KARACHI - Beggars have been badgering people in the commercial hub of the country since the setting in of Ramazan. This year too, an influx of beggars into the port city has been witnessed and authorities have been harping on ‘action-to-be taken mantra’ in the poverty-plagued country.
According to NGOs working on beggars, a majority of beggars comes into Sindh capital from Punjab whose ruler is known for his slogan ‘begging bowl to be broken’. More beggars are expected to throng Karachi. The situation in other provincial capitals is even sorrier.
Recently, Karachi Commissioner Shoaib Ahmed Siddiqui chaired a meeting with the relevant authorities and representatives of the various welfare organizations to ponder over the issue. Calling it a security threat in the targeted killing-hit port city, the commissioner said crackdown would be carried out on ‘professional’ beggars.
He has announced a seven-member task force comprising Social Welfare Director, Central Deputy Commissioner, Additional IGP, Traffic DIG and reps of welfare organizations to enforce anti-beggary laws.
The task force has also been directed to work on ‘war-footing’ while social workers have offered to provide beggars with three-time food.
Moreover, organisations working for child rights have also announced they would commence a campaign for mapping various areas, keeping data of beggars’ groups to compliment efforts for the safety and security of children who are forced by beggars’ mafia to beg for them.
For the sake of mercy, fasting people are used to give charity a well-acknowledged Ramazan ritual. A good number of beggars, especially women and children in rags, are seen swarming mosques, restaurants, parks and other Iftar party points. Eunuchs too have joined the begging business. Friday is a great day for beggars. They continue hounding the faithful until they get the money.
Citizens are not satisfied with the actions so far taken by the government and non-governmental organizations to curb this curse.
A senior citizen, Mirza Hanif Baig said: “Like other departments, the concerned officials never heed to our calls.” Social workers and clerics have been calling upon citizens not to give charity to professional beggars, but many feel satisfaction by giving away charity.
According to a survey conducted in Lahore on July 2, a number of gangs of professional beggars have sprung into action. They have spread their tentacles across the provincial metropolis. With every passing day, beggars have been pouring into different localities.
Deplorably begging has emerged as a profession having correlation with divine months, sacred events, and sanctified occasions. Beggars fully understand that people of Pakistan driven by their Islamic values and religious obligations offer charity with generosity and kindness during this holy month. Hence, the beggars flooded the marketplaces, streets, and crossing to mint money. The philanthropists perceive that beggars are poor while the professional beggars artfully fleece money using different pretexts and employing unique guises.
A local cleric, Mufti Mustafa, says that many beggars become fake pious persons with tall claims of spiritual strength and ability to ensure spiritual healings against psychological abnormality. “Others simply extend their begging hands before every passerby depicting their poverty ridden distress,” he said.
The beggars usually resort to emotional exploitation of innocent people.
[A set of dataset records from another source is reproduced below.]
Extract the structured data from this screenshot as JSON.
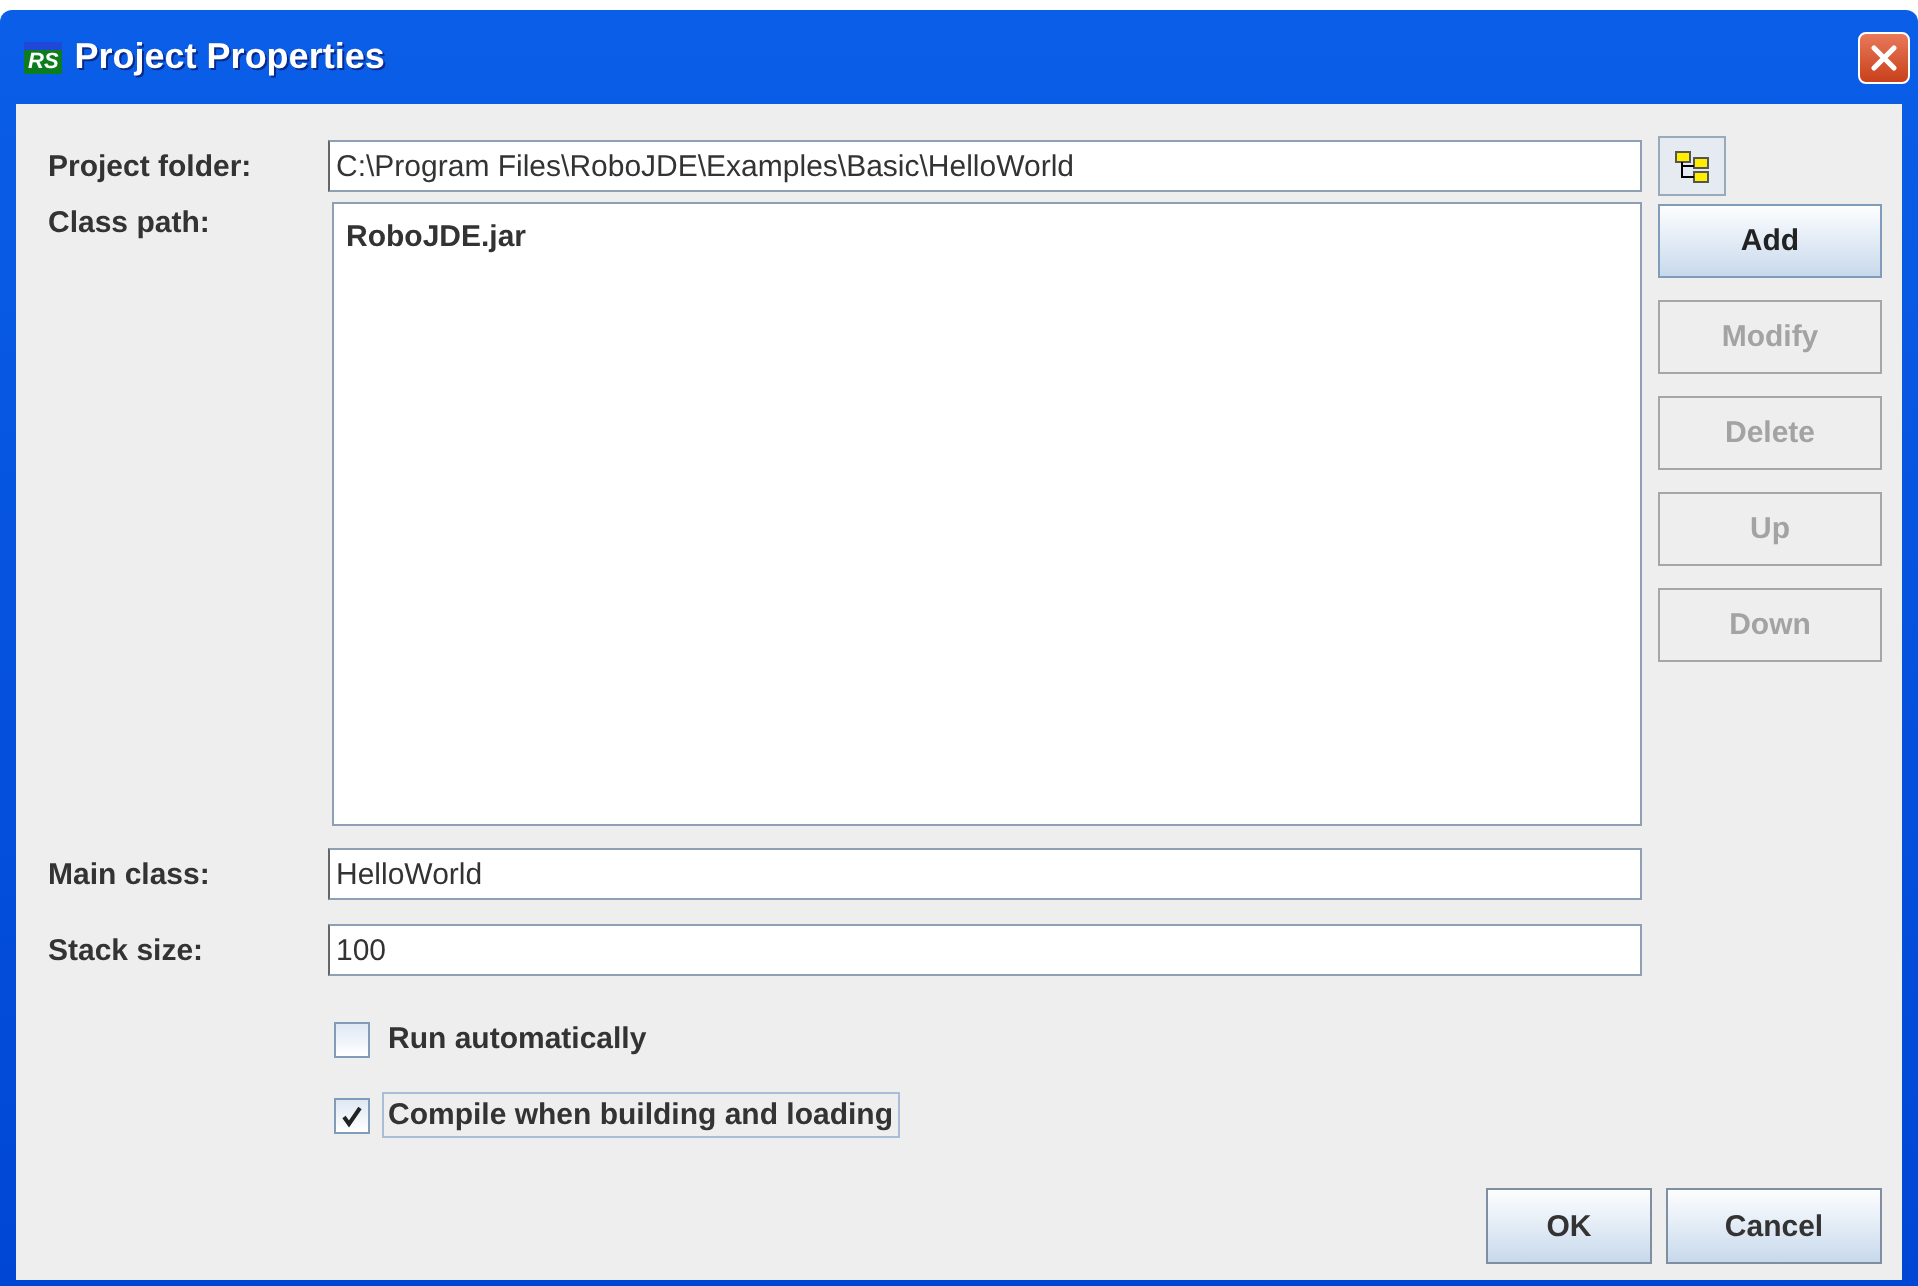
{
  "window": {
    "title": "Project Properties",
    "logo": "RS"
  },
  "project_folder": {
    "label": "Project folder:",
    "value": "C:\\Program Files\\RoboJDE\\Examples\\Basic\\HelloWorld"
  },
  "class_path": {
    "label": "Class path:",
    "entries": [
      {
        "text": "RoboJDE.jar",
        "selected": false
      }
    ]
  },
  "class_path_buttons": [
    {
      "label": "Add",
      "disabled": false
    },
    {
      "label": "Modify",
      "disabled": true
    },
    {
      "label": "Delete",
      "disabled": true
    },
    {
      "label": "Up",
      "disabled": true
    },
    {
      "label": "Down",
      "disabled": true
    }
  ],
  "main_class": {
    "label": "Main class:",
    "value": "HelloWorld"
  },
  "stack_size": {
    "label": "Stack size:",
    "value": "100"
  },
  "options": [
    {
      "label": "Run automatically",
      "checked": false,
      "focused": false
    },
    {
      "label": "Compile when building and loading",
      "checked": true,
      "focused": true
    }
  ],
  "buttons": [
    "OK",
    "Cancel"
  ]
}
Public generally misperceive that poverty is the main cause of begging whereas beggars use religion as a ruse or excuse to beg, Mustafa explained.
Unfortunately, the profession of begging is heaving and surging across the country since there is no proper official or administrative check to control the menace. Terrorists using beggars’ disguise become more lethal as people tend to approach beggars without fear to offer charities.
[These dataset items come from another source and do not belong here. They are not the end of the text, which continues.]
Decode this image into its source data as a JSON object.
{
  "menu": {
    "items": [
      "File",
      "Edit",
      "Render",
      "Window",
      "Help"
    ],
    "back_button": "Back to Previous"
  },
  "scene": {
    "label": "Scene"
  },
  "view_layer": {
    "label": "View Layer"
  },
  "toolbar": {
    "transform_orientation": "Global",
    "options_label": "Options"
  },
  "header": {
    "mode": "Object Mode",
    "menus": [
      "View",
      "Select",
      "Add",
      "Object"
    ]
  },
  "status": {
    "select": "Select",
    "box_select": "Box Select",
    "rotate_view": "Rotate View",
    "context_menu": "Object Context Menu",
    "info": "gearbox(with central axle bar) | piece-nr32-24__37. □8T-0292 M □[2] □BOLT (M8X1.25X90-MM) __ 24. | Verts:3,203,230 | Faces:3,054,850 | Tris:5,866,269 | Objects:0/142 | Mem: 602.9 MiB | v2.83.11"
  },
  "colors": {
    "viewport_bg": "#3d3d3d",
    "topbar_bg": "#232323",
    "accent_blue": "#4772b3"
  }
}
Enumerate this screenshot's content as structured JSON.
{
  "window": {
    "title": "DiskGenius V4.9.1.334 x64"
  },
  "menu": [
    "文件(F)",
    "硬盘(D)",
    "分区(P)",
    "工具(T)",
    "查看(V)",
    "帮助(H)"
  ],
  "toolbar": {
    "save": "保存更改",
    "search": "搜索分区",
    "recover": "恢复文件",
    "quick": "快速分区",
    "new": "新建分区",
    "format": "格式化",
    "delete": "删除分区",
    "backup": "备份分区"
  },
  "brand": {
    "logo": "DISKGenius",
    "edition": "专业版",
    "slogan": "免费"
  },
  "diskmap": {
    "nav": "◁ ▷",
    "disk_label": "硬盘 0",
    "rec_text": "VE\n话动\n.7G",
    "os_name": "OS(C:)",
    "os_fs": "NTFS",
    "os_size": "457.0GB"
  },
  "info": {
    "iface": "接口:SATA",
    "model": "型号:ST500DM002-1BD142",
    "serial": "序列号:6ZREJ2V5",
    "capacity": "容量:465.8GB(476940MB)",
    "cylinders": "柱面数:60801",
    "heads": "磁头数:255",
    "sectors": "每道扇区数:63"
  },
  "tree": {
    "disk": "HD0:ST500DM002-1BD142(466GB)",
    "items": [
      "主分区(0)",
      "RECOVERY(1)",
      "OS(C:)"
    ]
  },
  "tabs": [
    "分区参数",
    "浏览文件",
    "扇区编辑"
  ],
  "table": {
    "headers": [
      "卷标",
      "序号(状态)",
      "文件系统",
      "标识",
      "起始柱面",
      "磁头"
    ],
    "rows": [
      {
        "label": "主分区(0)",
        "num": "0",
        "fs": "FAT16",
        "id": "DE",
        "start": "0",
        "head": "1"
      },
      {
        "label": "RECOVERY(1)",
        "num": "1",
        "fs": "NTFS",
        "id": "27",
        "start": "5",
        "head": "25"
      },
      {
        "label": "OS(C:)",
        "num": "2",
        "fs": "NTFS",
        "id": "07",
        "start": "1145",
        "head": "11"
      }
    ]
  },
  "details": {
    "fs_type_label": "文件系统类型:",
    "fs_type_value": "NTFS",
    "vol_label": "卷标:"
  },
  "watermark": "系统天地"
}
There are media reports that terrorists are also using the symptomatic disguise of beggars. Some analysts remarked that Tarnole (Rawalpindi) suicide attack against security forces’ vehicles was undertaken by a man disguised as a beggar. The attack resulted into martyrdom of two senior Army officers. Hence, there is a need to control the increasing numbers of beggars in the country.
Presently, the administration seems unconcerned as the social evil of begging flourishes under their nose. Police officer, Muhammad Sajid said that the overburdened Lahore police are unable to take legal action against all the baggers. “On many occasions, the police launched the crackdown but that proved a futile exercise,” he added.
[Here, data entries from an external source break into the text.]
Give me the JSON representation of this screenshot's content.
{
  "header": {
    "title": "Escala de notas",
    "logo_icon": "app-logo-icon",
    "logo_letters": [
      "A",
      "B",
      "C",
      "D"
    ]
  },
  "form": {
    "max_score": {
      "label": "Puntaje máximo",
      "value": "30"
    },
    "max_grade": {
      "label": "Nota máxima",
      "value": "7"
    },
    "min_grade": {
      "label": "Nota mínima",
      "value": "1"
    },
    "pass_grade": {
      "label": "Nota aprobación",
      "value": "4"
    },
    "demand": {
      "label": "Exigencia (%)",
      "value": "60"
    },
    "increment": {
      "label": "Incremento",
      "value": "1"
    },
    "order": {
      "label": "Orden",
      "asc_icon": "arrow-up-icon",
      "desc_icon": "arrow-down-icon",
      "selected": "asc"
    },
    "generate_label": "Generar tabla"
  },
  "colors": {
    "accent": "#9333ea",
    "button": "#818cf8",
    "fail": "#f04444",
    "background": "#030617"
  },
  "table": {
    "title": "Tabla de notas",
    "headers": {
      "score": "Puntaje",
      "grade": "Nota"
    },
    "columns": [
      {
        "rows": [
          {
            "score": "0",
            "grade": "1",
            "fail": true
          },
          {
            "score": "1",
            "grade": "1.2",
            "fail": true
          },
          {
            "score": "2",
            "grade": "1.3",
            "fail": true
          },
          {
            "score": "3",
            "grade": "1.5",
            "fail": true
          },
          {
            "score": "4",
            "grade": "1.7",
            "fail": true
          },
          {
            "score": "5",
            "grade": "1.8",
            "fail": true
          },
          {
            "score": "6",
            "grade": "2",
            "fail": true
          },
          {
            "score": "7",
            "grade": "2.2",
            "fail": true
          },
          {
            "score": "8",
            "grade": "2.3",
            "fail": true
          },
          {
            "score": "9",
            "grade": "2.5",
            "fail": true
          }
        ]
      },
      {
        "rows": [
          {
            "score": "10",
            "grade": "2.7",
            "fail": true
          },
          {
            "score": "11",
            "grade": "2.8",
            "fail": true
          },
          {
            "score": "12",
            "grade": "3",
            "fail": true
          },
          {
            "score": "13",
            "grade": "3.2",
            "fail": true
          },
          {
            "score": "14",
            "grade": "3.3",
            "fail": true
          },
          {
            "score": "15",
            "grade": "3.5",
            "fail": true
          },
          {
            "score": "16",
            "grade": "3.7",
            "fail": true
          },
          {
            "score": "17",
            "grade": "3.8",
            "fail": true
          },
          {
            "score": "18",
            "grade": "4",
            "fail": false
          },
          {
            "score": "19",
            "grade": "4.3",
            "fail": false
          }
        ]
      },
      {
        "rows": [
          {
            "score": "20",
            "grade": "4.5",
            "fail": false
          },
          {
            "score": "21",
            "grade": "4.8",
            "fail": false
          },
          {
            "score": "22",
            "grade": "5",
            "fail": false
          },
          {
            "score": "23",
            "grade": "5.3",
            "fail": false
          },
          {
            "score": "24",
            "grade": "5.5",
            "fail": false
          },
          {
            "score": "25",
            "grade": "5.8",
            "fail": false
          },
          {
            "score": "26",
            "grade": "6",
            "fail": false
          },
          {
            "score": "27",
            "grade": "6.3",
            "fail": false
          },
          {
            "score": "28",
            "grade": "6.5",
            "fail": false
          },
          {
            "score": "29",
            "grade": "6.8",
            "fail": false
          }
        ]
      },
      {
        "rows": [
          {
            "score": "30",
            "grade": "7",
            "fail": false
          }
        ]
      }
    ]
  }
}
Begging in Pakistan is a ‘free for all’ phenomenon. It has turned into a profession and is not only for the poor, disabled, invalidated and injured people but a profession of choice by many who believe that begging is a thriving business.
The people who are the main role players of the beggars’ gangs are also known as contractors and they take a 60 per cent share form the daily collection of charity. In turn, they offer the beggars protection while the areas police is also given share for turning a blind eye to their activities.
According to social scientists, begging is not caused by poverty; rather it reflects a predisposition, an attitude, and an outlook which entails use of disguising tricks to emotionally exploit the public. The aim is to fleece money.
The rich people and civil society must denounce begging while administration including police and other law enforcing agencies must keep a constant check on begging and adopt measures to provide Zakat to the needy, discouraging downtrodden way of making money (begging).